EDITORIAL

Una encrucijada histórica en Bolivia

Se está aclarando la fórmula del Presidente Evo Morales para construir un Estado incluyente, descentralizado, con capacidad de definir políticas públicas en base a procesos de concertación y cuyo objetivo central sea el de combatir la pobreza que asuela al 90% de la población boliviana. El sistema de partidos políticos establecido en las últimas décadas del siglo pasado fracasó en estos objetivos. ¿Fracasará también Morales? Si fuera así, quedará en la historia como el último componente del sistema partidario del Siglo XX. Si triunfa, el mundo será testigo de la incorporación boliviana a los procesos de globalización con personalidad propia; con culturas diversas comprendidas como la fortaleza básica de su transformación, con sistemas políticos participativos, con políticas destinadas a combatir la pobreza redistribuyendo la riqueza generada por sus recursos naturales y resolviendo -finalmente- una de las paradojas de los movimientos populares que manifiesta que «si en Cuba, luchar contra la propiedad privada es revolucionario, en Bolivia, acceder a ésta, es hacer la revolución». Esta declaración expresa con exactitud el contenido de la consigna «inclusión económica».

La actual oposición política boliviana había logrado mantenerse en el gobierno durante los últimos 38 años, pactando la rotación de sus líderes en la presidencia. En este mismo número de años, el movimiento social fue capaz de acumular la suficiente fuerza política para lograr el ingreso de Morales a la presidencia en diciembre de 2005. Esta acumulación nace desde lo local. Durante esos años, se visibilizan los nuevos actores: el movimiento campesino organizado en torno a la Confederación Sindical Unica de Trabajadores Campesinos de Bolivia, el movimiento indígena de la zona amazónica y los pequeños productores. Estos últimos son mineros cooperativizados, artesanos, micro y pequeños empresarios. Todos ellos absorben el 83% del empleo nacional. Estos actores confluyen hacia la conformación del movimiento social boliviano. Se articulan en torno a un proyecto de orden social. Los individuos se integran simbólicamente y logran romper los límites del sistema anterior. Morales es identificado como la representación política del proceso de acumulación estratégica de estos actores y su elección es un mandato para construir una nueva identidad colectiva y asegurar un nuevo orden social. La construcción del proyecto de cambio tenía que plasmarse en el contenido de una nueva Constitución Política del Estado. La tarea del gobierno era instalar la Asamblea Constituyente, redactar el texto y ratificar o no, en votación popular, su contenido. Sin embargo por lo menos desde hace más de un año, el gobierno, ha perdido la iniciativa política y la Asamblea ha interrumpido su labor. Morales tenía que asegurar el carácter estratégico de este proceso pero -frente al avance de la oposición- lo utilizó como instrumento de negociación político-táctica. No logró imponer la agenda nacional sobre agendas regionales y permitió dar paso a la confrontación entre regiones del país. Estas -sobre todo del oriente y sur del país- se apropian de las banderas de descentralización y autonomía y redactan lo que se conoce como «estatutos autonómicos».

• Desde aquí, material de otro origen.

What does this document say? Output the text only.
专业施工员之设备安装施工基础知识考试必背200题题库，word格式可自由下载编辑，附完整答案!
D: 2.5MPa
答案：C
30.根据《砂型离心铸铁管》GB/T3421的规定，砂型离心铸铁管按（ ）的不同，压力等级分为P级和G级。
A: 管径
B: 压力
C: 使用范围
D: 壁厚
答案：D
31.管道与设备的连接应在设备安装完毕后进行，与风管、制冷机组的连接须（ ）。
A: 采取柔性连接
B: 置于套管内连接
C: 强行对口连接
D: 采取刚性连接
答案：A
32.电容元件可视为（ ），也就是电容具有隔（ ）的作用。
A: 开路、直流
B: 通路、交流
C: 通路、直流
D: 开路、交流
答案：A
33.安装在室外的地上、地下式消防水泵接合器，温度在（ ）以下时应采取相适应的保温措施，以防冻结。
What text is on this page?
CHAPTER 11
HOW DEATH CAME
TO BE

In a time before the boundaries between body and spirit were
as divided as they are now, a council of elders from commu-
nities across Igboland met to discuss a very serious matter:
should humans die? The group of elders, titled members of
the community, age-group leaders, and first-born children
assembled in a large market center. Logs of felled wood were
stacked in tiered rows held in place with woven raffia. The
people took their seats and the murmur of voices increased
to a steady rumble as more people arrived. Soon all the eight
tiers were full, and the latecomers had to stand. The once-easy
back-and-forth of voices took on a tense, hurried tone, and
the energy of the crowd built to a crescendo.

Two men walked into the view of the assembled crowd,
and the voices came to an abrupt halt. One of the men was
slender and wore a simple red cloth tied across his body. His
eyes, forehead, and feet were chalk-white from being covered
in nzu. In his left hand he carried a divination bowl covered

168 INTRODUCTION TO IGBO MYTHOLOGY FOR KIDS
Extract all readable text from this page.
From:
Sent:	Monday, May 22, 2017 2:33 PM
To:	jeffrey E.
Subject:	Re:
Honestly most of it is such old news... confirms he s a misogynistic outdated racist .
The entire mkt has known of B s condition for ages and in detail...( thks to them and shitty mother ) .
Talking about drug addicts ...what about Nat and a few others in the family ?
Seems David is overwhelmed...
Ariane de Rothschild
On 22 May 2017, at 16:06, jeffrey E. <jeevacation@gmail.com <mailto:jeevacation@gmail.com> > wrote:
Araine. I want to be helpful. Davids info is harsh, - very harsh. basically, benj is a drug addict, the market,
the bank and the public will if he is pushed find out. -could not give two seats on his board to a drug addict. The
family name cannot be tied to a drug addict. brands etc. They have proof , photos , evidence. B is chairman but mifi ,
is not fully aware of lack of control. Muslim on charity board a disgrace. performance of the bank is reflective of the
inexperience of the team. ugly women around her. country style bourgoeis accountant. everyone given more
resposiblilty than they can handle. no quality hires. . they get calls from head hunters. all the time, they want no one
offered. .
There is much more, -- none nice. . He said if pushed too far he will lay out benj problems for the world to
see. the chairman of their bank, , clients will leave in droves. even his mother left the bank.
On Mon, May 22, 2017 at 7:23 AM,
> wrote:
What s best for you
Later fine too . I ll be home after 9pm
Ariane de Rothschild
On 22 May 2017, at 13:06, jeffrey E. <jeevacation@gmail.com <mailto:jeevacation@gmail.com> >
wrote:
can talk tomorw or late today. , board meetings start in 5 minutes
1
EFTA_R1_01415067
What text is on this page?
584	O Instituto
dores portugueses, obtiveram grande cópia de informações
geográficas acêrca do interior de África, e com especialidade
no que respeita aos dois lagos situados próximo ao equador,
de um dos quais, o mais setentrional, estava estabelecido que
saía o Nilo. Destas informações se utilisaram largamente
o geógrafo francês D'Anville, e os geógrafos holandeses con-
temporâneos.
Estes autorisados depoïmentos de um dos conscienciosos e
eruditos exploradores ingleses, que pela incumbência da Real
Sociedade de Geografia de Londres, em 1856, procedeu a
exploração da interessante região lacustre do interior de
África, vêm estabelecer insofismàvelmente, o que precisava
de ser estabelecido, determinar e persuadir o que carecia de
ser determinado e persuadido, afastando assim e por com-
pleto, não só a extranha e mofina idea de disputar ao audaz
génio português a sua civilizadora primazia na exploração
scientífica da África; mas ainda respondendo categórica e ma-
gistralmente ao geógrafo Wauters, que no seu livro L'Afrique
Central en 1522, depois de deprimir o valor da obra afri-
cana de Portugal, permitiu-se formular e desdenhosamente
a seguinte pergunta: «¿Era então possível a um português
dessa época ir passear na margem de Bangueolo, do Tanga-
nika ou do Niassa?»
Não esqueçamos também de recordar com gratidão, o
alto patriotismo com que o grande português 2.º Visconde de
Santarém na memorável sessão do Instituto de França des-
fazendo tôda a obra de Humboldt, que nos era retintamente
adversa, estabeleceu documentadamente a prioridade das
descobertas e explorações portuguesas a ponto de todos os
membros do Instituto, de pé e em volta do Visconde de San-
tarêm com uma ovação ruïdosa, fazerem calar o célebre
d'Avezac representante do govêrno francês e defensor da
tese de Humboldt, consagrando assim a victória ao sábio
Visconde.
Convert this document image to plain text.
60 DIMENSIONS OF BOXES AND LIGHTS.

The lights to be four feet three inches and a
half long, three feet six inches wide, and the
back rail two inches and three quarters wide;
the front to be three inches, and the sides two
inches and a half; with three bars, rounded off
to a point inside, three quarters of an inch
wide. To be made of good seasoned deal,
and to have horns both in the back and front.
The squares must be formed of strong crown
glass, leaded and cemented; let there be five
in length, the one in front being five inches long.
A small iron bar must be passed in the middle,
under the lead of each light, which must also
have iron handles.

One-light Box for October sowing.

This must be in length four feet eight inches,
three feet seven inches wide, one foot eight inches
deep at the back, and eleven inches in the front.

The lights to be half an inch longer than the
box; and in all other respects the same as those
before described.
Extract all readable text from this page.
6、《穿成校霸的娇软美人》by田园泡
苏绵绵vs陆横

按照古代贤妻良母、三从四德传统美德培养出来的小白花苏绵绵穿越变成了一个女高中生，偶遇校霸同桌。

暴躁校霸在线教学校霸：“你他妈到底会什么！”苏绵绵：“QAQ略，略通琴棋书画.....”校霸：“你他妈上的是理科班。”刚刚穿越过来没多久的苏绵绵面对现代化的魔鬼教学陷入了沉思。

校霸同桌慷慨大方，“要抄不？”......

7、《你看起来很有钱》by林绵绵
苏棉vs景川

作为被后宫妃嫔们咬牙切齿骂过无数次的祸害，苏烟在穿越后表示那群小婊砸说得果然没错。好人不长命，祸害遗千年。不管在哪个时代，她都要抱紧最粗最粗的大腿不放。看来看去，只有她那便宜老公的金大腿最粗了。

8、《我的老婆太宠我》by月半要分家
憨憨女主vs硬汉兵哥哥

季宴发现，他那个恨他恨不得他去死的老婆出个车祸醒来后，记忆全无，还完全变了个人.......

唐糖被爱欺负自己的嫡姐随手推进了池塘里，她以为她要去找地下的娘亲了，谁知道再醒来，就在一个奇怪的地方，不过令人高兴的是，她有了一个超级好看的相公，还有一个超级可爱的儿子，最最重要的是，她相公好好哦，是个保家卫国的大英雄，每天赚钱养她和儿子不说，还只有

Aparecen síntomas de división territorial pero éstos son de proporciones realmente menores. Si el gobierno no recupera la iniciativa significaría -para el pueblo, cuyas demandas siguen vigentes- que el gobierno de Morales no es el instrumento estratégico que permita la continuidad del proceso de acumulación y finalmente la nueva constitución. La pérdida de la iniciativa política implica que lo estratégico está en cuestión. ¿Qué significa hoy el Presidente Morales? El movimiento social sigue integrado simbólicamente y Morales es el símbolo. Pero el gobierno no parece capaz de construir una nueva identidad colectiva expresada en un nuevo orden social. Morales ha convocado para el 10 de agosto un Referéndum Revocatorio de los mandatos del Presidente, el Vicepresidente y los Prefectos (de los nueve departamentos del país) que decidirá entre la continuidad o el retiro de los gobernantes. Al mismo tiempo, el gobierno ha propuesto un diálogo a los partidos políticos y a los prefectos opositores y ha elegido como mediadores a la Iglesia y al grupo de países amigos de Bolivia (Brasil, Argentina y Colombia) con el objetivo de integrar las propuestas regionales al texto de la Asamblea Constituyente. Evo está en una encrucijada histórica, pero triunfará junto a su pueblo.